August 2007 Cover
Simon Gathercole's What Did Paul Really Mean? article in terms of Dogmas, Doctrines, Distinctives, and Details.*
Dogmas. Since the New Perspective focuses narrowly on what Paul says about Justification, which strikes at the heart of Soteriology (the means by which God planned to save mankind), it must be taken seriously. The issue is when the New Perspective is applied to Paul as his dedication “to warning against exclusivist national righteousness” (25) to the destruction of Justification. Gathercole does well critiquing the new perspective while saying that Jews still need to hear the gospel. The crux of his argument is rightfully “Christian faith” not as an add on to life, but something that “requires a complete reorientation of our whole attitude” and “response to God's specific promises” (27). His conclusion describing “what kind of faith” the bible defines and “what is wrong with works of the law” deserves a hearty “amen!” as he stresses that Paul “stresses that God is the sole operator in salvation” (28). Ultimately, he hits the nail on the head by stating that “true unity comes not at the expense of doctrine, but precisely around the central truths of the gospel” (27).
Doctrines. Since New Perspective scholars still agree with the traditional meaning of faith, they cannot be called heterodox, but since “advocates of this approach believe that the many cherished concerns of the Protestant Reformation were either wrong or ill-directed” (22) their theology must be addressed since full grown it can violate Christian Dogmas. Areas that New Perspective proponents need to be cautious include: emphasizing that Jews did not think in terms of works-righteousness since Old Testament passages and Rabbinical documents teach that “obedience to the law was rewarded on judgment day” (26) and overemphasizing the collective nature of God's works in Salvation History to the detriment of individual responses to the Gospel.
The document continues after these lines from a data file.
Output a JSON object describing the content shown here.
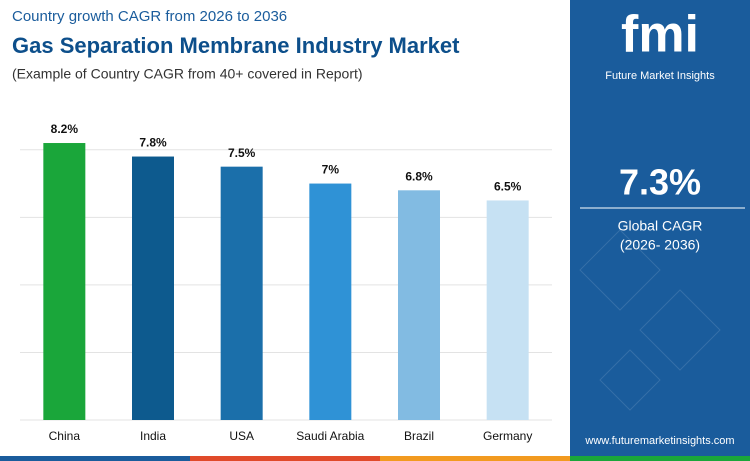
{
  "chart_data": {
    "type": "bar",
    "kicker": "Country growth CAGR from 2026 to 2036",
    "title": "Gas Separation Membrane Industry Market",
    "subtitle": "(Example of Country CAGR from 40+ covered in Report)",
    "categories": [
      "China",
      "India",
      "USA",
      "Saudi Arabia",
      "Brazil",
      "Germany"
    ],
    "values": [
      8.2,
      7.8,
      7.5,
      7,
      6.8,
      6.5
    ],
    "value_labels": [
      "8.2%",
      "7.8%",
      "7.5%",
      "7%",
      "6.8%",
      "6.5%"
    ],
    "colors": [
      "#1aa63a",
      "#0d5a8e",
      "#1b6faa",
      "#2f92d6",
      "#82bbe2",
      "#c6e1f3"
    ],
    "ylim": [
      0,
      9
    ],
    "yticks": [
      0,
      2,
      4,
      6,
      8
    ],
    "grid": true
  },
  "sidebar": {
    "logo": "fmi",
    "brand": "Future Market Insights",
    "global_value": "7.3%",
    "global_label": "Global CAGR",
    "global_period": "(2026- 2036)",
    "url": "www.futuremarketinsights.com"
  }
}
The most destructive is when proponents “confuse the content of justification with its application” so that the inclusion of Gentiles is promoted over the removal of sin, which if unchecked can lead to Universalism, or worse create a theology with no way for anyone to be reckoned righteous before God (26).
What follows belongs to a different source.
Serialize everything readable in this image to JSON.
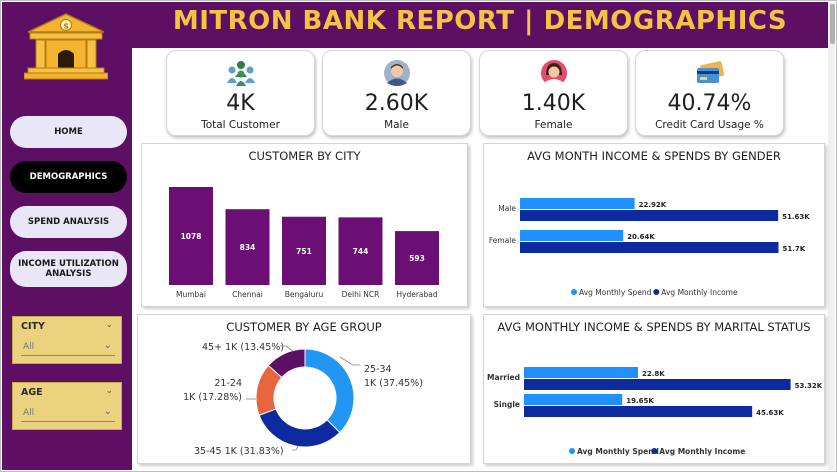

Gathercole beautifully highlights the inner workings of Justification, though these need not be understood precisely in order for one to be saved. He explains how Justification is “both a legal declaration of our status and a statement about our relationship with God” in which righteousness is imputed to us and there is nothing that can separate a justified person from God (27).
Distinctives. As far the New Perspective just sees the ramifications of their understandings on Paul as highlighting God's election of the Jewish nation, Christians should have little reason to quarrel. Sanders concern “about anti-Jewish tendencies in the old perspective and its portrayal of Judaism as inferior to Christianity” (24) should be taken seriously by more Christians. Gathercole's agreement addresses an old sore spot for Christians stating “There can be no place in the church for cheap caricatures of Judaism” (26). In fact, Sanders understanding that “observing the law merely kept Jews in the covenant established by God” was seen as a major contribution until it was poorly applied to Pauline studies (24-25). Christians should learn from Sanders, as Gathercole's affirms, of the fact that traditional Protestants can wrongly read Roman Catholic works-righteousness back into Judaism (26).
Details. Much of the debate seems to be largely irrelevant to modern day believers since it focuses on Rabbinic Soteriology. Gathercole states that this “is actually more a new perspective on Judaism than on Paul” since it “reacts against the traditional idea that Jews in Paul's day believed they could accumulate merit before God by their deeds” (24). Even if the assertion that “In the Old Perspective, works of the law are human acts of righteousness performed in order to gain credit before God. In the new perspective, works of the law are elements of Jewish law that accentuate Jewish privilege and mark out Israel from other nations” (24) is true, then it has little affect on Modern believers.
*Dogmas are theories directly impacting God's mission to reconcile all people to Himself (orthodoxy & orthopraxy required).
Doctrines indirectly impact God's mission (and are thus vitally important), but people can fail to interact with or understand them accurately (essential to orthodoxy, not orthopraxy).
Distinctives don't affect the orthopraxy of salvation, but will impact the orthopraxy of a church.
Details have little to no effect on orthodoxy or orthopraxy.